Bruxelles, 29/07/2005 (Agence Europe) - La Commission européenne a confirmé vendredi qu'elle présentera en septembre une communication consacrée à la radicalisation, essentiellement mais non exclusivement à l'extrémisme islamiste. Ce document portera sur les imams radicaux mais aussi sur les skinheads, qui se nourrissent mutuellement, a souligné une source de la Commission. Ce texte, qui devrait être présenté après la mi-septembre, sera la contribution de la Commission à la stratégie que le Conseil européen doit approuver en décembre.
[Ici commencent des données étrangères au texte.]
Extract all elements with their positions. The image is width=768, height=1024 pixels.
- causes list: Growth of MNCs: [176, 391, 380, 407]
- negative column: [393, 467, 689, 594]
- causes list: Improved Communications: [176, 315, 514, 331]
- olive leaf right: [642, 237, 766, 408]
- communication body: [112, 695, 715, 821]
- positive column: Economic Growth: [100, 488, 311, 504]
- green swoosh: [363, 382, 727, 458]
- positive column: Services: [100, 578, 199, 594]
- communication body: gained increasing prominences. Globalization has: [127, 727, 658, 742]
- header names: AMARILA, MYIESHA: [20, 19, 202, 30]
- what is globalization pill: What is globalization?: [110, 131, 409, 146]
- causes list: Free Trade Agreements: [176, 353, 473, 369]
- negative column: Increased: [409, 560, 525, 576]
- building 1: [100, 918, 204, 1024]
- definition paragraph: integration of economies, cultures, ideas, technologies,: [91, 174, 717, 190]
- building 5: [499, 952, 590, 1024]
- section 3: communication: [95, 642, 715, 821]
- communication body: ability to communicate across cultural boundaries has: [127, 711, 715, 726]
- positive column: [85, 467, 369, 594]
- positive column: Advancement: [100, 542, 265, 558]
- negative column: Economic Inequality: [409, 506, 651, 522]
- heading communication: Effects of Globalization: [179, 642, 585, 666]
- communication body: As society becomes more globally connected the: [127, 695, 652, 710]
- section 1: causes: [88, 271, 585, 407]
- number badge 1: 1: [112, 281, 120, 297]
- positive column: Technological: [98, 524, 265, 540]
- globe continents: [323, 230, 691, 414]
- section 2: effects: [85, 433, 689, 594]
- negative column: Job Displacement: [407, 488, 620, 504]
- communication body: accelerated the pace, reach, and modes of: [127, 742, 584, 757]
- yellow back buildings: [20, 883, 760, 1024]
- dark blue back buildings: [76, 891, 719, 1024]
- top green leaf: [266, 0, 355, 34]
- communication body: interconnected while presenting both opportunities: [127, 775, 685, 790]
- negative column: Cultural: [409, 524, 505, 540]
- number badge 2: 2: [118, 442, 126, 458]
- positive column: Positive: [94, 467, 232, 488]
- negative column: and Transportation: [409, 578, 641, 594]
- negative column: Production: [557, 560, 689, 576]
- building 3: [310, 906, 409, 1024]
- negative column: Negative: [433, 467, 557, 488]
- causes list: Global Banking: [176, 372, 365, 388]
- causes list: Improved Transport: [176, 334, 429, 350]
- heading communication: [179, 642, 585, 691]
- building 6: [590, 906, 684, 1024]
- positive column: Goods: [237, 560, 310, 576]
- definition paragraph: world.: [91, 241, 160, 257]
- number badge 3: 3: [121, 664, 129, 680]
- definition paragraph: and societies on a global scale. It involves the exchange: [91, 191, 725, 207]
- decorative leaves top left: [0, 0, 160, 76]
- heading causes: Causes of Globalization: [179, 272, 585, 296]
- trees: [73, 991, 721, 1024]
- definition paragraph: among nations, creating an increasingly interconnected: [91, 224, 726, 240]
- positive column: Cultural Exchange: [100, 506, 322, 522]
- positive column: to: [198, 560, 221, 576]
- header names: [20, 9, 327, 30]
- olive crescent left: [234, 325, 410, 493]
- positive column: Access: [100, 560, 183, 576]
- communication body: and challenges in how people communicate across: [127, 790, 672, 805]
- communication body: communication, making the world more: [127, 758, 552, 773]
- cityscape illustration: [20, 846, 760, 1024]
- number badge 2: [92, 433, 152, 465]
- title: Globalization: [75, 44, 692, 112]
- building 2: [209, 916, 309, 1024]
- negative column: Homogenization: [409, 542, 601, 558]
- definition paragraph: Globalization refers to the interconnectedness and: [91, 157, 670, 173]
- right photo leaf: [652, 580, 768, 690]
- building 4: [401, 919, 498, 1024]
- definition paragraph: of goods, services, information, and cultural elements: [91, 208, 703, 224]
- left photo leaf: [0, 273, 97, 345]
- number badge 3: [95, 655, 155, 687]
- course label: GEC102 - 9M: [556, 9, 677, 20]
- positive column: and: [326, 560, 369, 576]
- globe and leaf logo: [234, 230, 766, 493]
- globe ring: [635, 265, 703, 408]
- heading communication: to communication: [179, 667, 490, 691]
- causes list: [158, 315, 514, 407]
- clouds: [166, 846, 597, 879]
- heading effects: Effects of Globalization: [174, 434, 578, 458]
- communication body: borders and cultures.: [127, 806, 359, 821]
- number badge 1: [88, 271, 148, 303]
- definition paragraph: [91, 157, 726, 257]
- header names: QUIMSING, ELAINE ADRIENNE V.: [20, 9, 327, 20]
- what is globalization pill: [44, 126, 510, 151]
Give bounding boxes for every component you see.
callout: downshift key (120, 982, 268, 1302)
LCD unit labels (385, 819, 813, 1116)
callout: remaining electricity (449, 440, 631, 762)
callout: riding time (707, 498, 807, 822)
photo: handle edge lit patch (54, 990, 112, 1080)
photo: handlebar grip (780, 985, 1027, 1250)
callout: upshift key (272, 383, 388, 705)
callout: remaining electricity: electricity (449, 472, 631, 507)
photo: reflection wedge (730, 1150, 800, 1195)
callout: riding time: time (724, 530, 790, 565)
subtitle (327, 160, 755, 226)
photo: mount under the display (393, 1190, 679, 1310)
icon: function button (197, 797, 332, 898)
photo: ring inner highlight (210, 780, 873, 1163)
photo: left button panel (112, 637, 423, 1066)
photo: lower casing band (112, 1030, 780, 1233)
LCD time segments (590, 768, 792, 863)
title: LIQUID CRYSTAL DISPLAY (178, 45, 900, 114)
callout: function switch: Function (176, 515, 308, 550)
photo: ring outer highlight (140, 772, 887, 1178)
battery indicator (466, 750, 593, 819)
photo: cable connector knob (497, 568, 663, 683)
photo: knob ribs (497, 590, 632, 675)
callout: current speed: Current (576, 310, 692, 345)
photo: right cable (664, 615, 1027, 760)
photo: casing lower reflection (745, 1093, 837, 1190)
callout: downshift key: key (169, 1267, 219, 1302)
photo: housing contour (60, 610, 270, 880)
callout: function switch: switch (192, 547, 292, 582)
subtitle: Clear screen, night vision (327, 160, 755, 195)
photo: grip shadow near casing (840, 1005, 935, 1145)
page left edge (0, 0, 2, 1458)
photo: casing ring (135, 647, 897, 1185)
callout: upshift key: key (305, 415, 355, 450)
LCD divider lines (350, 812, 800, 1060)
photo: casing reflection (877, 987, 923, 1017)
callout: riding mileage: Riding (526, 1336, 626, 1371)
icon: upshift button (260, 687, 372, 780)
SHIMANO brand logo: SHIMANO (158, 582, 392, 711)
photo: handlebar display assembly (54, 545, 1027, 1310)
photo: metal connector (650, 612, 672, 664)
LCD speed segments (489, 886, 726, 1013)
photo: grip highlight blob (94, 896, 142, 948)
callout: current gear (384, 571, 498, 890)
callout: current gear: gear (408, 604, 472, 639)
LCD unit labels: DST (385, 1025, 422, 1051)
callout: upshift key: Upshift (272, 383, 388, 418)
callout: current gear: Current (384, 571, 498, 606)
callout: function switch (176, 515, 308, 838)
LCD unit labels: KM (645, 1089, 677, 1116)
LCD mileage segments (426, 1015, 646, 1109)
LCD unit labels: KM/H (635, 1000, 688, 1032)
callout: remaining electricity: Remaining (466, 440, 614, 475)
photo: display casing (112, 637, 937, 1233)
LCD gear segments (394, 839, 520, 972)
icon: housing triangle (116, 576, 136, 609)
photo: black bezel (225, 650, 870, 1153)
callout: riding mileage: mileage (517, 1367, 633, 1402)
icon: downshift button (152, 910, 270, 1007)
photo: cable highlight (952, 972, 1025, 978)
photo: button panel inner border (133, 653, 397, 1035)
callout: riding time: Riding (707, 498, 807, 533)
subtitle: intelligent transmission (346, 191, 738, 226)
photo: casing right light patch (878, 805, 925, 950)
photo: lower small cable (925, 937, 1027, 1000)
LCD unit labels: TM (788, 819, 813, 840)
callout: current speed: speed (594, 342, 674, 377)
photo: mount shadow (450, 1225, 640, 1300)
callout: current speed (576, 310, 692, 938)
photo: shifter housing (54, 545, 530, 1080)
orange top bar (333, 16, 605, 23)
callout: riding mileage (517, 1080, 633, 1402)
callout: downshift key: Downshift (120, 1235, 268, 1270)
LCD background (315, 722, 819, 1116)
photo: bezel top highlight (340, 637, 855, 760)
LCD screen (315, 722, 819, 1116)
Déjà prévue, cette stratégie va prendre une nouvelle dimension après les attentats de Londres, perpétrés par quatre jeunes britanniques.
La Commission européenne a confirmé cette proposition vendredi à l'occasion de la présentation, trois semaines après les attentats meurtriers de Londres, d'un communiqué de presse qui reprend les mesures européennes prises et prévues contre le terrorisme, déjà inclues dans la déclaration adoptée par les ministres des affaires intérieures le 13 juillet, ou dans le plan d'action de l'UE contre le terrorisme.
Dans ce communiqué, la Commission maintient qu'elle va présenter une proposition en septembre sur la rétention des données de télécommunications, alors que le Conseil a réaffirmé qu'il entend, sur ce sujet, adopter la décision cadre déjà présentée par quatre Etats membres. Les ministres avaient même spécifié qu'ils entendaient le faire d'ici le mois d'octobre. La Commission n'a pas pu préciser vendredi si elle présentera sa proposition concurrente avant ou après l'informel JAI des 8 et 9 septembre, « Il faut au moins discuter notre proposition », a déclaré le porte-parole du Commissaire Frattini. La Commission met en avant « la valeur démocratique énorme » de sa proposition, qui serait adoptée en codécision avec le Parlement européen et permettrait de mener des procédures d'infraction en cas de problème, alors que le Conseil planche sur un texte qu'il adoptera seul. Le Parlement européen soutient fortement la position de la Commission.
25 personnes travaillent au sein de la Commission européenne sur les questions de terrorisme, en comptant les huit personnes qui se consacrent exclusivement à ce dossier et les domaines qui touchent entre autre au terrorisme, comme l'accès aux données.